I have to confess I've never seen Moonlight, but it's probably at the top of
my list of recent films to see. I just haven't had time to watch anything
lately.

My one comment is that I think the phenomenon being observed isn't unique to
racism or Moonlight or films--I think it's related to a work having a narrow
audience and then that audience widening. The observation that "as Moonlight’s
acclaim grew, the film’s release widened from 650 theaters (November 18) to
1564 (post-Oscars)" is important.

I've noticed this with blu-rays and books on Amazon as well. I've seen this
with certain technical books a lot; initially they are highly rated, and then
as word of mouth spreads, and they get introduced as textbooks, and people
start mistaking them as introductions to a topic, you start seeing people get
frustrated that they aren't what they were looking for, even though the
problem is the book was never for them to begin with. I suspect there is
something unique about Moonlight, vis-a-vis racism and concerns about "reverse
racism" at the Oscars (which in its strict form is undermined by the high
critic ratings--you'd have to argue the white guilt extends to critics, who I
don't think experienced any change in that one way or another over recent
years), but I also think something about going from niche to widely viewed
also is relevant.

It would be interesting to compare Moonlight's ratings to other films that had
big increases in distribution in a short time, especially those that went from
arthouse to widespread distribution. My guess is you would see similar
phenomena.

I'm familiar with how to do analyses to examine bias, etc. and as far as I
know IMDb doesn't have the fine-grained level of ratings you'd need.
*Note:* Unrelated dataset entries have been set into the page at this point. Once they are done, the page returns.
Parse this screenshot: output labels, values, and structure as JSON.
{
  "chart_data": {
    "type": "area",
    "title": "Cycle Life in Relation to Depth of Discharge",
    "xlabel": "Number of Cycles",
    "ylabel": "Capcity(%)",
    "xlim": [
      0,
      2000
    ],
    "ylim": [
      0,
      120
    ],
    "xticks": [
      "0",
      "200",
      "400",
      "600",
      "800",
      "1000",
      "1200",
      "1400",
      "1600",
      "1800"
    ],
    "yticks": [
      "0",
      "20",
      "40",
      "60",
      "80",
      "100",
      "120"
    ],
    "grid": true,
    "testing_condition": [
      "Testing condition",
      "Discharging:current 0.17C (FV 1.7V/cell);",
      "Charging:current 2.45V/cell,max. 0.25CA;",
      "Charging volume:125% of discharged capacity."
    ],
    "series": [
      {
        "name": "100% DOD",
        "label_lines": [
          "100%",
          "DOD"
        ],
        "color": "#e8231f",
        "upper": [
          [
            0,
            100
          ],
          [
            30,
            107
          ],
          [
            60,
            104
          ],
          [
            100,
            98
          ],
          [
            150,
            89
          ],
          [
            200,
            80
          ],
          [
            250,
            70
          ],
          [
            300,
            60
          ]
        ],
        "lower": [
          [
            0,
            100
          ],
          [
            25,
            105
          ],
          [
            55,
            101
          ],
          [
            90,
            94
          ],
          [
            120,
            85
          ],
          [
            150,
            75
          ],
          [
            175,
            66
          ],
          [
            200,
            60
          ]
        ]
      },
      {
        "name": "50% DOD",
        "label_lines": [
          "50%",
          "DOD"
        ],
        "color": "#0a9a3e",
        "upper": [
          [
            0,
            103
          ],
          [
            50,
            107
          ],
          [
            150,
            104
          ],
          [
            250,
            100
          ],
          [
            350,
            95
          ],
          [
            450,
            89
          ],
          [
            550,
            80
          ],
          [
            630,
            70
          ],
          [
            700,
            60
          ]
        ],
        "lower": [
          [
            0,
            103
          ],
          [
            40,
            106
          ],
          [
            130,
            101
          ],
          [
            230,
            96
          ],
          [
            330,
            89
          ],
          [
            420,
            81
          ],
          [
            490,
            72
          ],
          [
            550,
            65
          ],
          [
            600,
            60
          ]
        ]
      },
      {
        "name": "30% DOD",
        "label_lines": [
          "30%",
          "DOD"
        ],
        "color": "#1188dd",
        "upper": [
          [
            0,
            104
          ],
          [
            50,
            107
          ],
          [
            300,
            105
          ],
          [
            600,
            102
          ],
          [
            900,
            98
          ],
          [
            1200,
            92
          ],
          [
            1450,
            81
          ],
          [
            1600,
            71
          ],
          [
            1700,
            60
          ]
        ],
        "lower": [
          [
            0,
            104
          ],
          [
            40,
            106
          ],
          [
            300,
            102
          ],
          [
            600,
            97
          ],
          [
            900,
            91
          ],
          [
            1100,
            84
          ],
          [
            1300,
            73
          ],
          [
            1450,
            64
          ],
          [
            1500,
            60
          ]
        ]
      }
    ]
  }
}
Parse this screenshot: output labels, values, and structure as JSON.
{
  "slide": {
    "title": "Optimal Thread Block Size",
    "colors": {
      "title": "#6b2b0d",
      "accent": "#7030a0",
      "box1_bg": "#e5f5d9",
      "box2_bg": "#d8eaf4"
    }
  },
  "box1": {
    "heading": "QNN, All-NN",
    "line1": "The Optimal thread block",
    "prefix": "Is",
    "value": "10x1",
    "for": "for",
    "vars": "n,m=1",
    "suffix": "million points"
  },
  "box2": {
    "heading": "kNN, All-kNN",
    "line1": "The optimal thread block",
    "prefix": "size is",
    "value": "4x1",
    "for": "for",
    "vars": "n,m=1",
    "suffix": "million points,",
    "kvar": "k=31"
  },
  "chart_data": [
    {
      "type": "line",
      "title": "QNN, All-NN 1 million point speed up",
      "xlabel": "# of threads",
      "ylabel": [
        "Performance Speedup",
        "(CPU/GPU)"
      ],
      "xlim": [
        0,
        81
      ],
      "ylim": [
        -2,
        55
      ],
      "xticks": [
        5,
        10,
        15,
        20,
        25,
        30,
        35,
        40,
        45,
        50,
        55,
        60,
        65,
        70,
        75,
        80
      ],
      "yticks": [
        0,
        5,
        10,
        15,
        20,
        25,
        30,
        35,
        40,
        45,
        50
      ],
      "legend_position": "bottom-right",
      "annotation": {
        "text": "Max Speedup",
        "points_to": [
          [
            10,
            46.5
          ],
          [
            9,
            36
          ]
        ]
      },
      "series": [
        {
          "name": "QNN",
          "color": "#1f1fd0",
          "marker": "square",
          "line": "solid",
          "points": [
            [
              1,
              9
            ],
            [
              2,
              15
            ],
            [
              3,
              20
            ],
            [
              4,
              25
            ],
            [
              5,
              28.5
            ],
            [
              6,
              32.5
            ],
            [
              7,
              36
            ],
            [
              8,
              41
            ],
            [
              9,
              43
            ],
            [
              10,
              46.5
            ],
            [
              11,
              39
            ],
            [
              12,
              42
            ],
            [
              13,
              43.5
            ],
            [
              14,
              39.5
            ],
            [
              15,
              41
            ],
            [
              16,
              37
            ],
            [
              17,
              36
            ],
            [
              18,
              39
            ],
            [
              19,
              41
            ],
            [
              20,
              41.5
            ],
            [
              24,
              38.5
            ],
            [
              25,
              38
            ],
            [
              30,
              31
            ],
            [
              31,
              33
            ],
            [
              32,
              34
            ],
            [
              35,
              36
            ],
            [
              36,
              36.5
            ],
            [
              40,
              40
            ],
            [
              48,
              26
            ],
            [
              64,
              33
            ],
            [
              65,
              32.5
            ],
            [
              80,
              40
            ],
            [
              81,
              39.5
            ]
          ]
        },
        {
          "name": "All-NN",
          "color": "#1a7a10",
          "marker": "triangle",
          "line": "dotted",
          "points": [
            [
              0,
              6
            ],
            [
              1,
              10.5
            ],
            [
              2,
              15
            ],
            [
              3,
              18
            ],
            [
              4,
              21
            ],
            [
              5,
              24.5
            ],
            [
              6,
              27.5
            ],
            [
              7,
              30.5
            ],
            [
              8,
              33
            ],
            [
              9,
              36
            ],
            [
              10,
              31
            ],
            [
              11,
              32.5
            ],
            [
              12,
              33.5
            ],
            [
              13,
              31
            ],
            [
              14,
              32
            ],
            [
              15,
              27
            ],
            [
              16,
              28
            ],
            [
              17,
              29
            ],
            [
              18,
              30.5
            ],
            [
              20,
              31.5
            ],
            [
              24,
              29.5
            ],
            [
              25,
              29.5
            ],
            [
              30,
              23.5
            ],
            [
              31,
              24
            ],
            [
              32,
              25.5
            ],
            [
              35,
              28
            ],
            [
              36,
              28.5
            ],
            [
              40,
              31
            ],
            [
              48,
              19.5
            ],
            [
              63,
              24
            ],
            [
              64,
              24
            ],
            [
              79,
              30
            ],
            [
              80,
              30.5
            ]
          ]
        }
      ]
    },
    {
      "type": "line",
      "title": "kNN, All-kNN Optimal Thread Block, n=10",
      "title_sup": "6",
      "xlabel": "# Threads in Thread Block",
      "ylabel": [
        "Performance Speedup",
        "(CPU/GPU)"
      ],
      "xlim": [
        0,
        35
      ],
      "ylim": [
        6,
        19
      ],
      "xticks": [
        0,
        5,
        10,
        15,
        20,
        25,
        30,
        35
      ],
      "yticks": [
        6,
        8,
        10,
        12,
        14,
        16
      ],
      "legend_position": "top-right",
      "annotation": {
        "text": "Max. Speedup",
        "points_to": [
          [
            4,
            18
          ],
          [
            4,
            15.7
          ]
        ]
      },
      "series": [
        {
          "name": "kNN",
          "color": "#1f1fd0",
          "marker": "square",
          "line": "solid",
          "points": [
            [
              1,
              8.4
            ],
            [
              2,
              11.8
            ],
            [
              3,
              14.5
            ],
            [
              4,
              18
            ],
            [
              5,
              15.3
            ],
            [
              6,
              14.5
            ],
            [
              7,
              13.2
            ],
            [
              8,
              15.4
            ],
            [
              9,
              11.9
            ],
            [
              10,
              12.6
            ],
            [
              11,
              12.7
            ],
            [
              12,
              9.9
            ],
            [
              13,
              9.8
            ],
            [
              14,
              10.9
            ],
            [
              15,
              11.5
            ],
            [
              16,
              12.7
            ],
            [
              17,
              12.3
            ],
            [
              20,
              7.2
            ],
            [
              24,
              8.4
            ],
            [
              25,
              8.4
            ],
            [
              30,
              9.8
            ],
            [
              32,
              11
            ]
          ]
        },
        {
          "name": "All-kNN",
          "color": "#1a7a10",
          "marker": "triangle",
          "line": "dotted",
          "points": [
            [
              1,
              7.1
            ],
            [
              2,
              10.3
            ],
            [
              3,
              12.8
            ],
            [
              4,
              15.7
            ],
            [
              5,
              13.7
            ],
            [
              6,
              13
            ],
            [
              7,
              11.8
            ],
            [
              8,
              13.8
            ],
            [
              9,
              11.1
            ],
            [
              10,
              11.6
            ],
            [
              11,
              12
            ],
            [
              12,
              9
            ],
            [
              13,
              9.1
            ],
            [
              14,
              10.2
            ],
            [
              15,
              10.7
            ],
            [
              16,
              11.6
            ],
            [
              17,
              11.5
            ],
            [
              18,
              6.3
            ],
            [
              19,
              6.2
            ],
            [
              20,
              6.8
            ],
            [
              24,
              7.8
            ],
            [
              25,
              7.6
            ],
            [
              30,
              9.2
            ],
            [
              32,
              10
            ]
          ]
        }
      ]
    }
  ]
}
For
example, you'd want to show that somehow more specific subratings and their
relationships with some overall rating changes.

There is rating by demographic, and it would be interesting to see how that
might have changed over time--for example, if the demographic groups doing the
ratings changed, or if the relationship between demographic and rating
changed. I don't think IMDb gives that kind of fine-grained detail.

You could go over the top as much as you want, though--doing topic analysis of
written reviews over time, etc.

------
dfcarney
A friend of mine wrote this article. If anyone has suggestions on how to get
ahold of more data (or ideas on further analysis) then, please, speak up.